Exploring new hydrated delta type vanadium oxides for lithium intercalation

Abstract

Three hydrated double layered vanadium oxides, namely Na_0.35V₂O₅·0.8(H₂O), K_0.36(H₃O)_0.15V₂O₅ and (NH₄)_0.37V₂O₅·0.15(H₂O), were obtained by using mild hydrothermal conditions. Their delta type structural frameworks were solved by high-resolution synchrotron X-ray powder diffraction and the interlayer spacings were interpreted from difference Fourier maps.
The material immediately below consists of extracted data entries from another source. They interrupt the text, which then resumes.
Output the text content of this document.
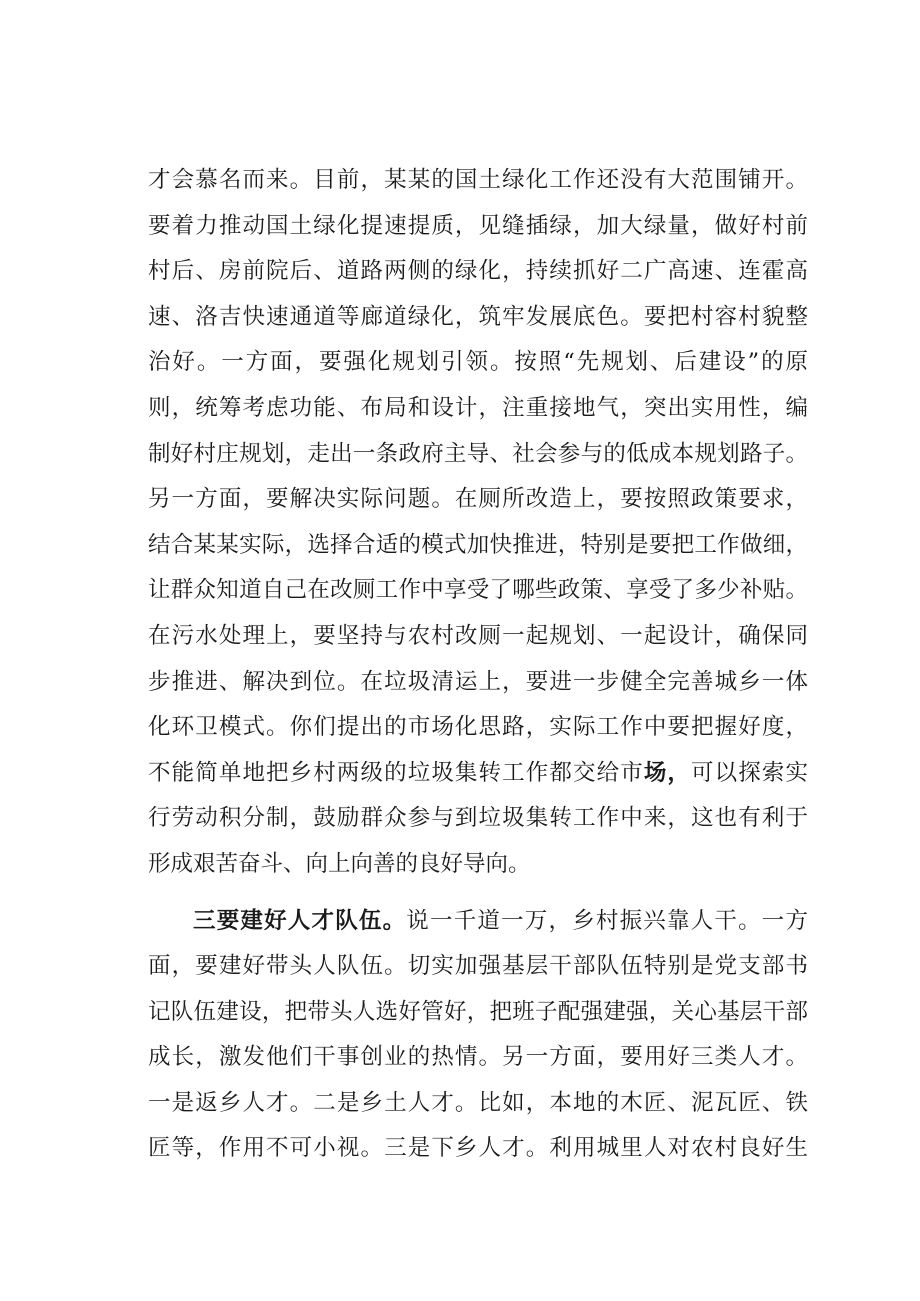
才会慕名而来。目前，某某的国土绿化工作还没有大范围铺开。
要着力推动国土绿化提速提质，见缝插绿，加大绿量，做好村前
村后、房前院后、道路两侧的绿化，持续抓好二广高速、连霍高
速、洛吉快速通道等廊道绿化，筑牢发展底色。要把村容村貌整
治好。一方面，要强化规划引领。按照“先规划、后建设”的原
则，统筹考虑功能、布局和设计，注重接地气，突出实用性，编
制好村庄规划，走出一条政府主导、社会参与的低成本规划路子。
另一方面，要解决实际问题。在厕所改造上，要按照政策要求，
结合某某实际，选择合适的模式加快推进，特别是要把工作做细，
让群众知道自己在改厕工作中享受了哪些政策、享受了多少补贴。
在污水处理上，要坚持与农村改厕一起规划、一起设计，确保同
步推进、解决到位。在垃圾清运上，要进一步健全完善城乡一体
化环卫模式。你们提出的市场化思路，实际工作中要把握好度，
不能简单地把乡村两级的垃圾集转工作都交给市场，可以探索实
行劳动积分制，鼓励群众参与到垃圾集转工作中来，这也有利于
形成艰苦奋斗、向上向善的良好导向。
三要建好人才队伍。说一千道一万，乡村振兴靠人干。一方
面，要建好带头人队伍。切实加强基层干部队伍特别是党支部书
记队伍建设，把带头人选好管好，把班子配强建强，关心基层干部
成长，激发他们干事创业的热情。另一方面，要用好三类人才。
一是返乡人才。二是乡土人才。比如，本地的木匠、泥瓦匠、铁
匠等，作用不可小视。三是下乡人才。利用城里人对农村良好生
The inter-slab distances are modulated by the water content and the special arrangements of the alkali and ammonium cations. The XPS measurements denote mixed valence systems with high contents of V⁴⁺ ions up to 40%. The monitoring of the V⁴⁺ EPR signal over time suggests a reduction of the electronic delocalization on account of the partial oxidation to V⁵⁺. The electrochemical performance of the active phases is strongly conditioned by the vacuum-drying process of the electrodes, showing better capacity retention when vacuum is not applied. In situ X-ray diffraction shows a structural mechanism of contraction/expansion of the bilayers upon lithium insertion/extraction where the alkali ions behave as structural stabilizers. Galvanostatic cycling at very low current density implies migration of the alkali “pillars” triggering the collapse of the structure.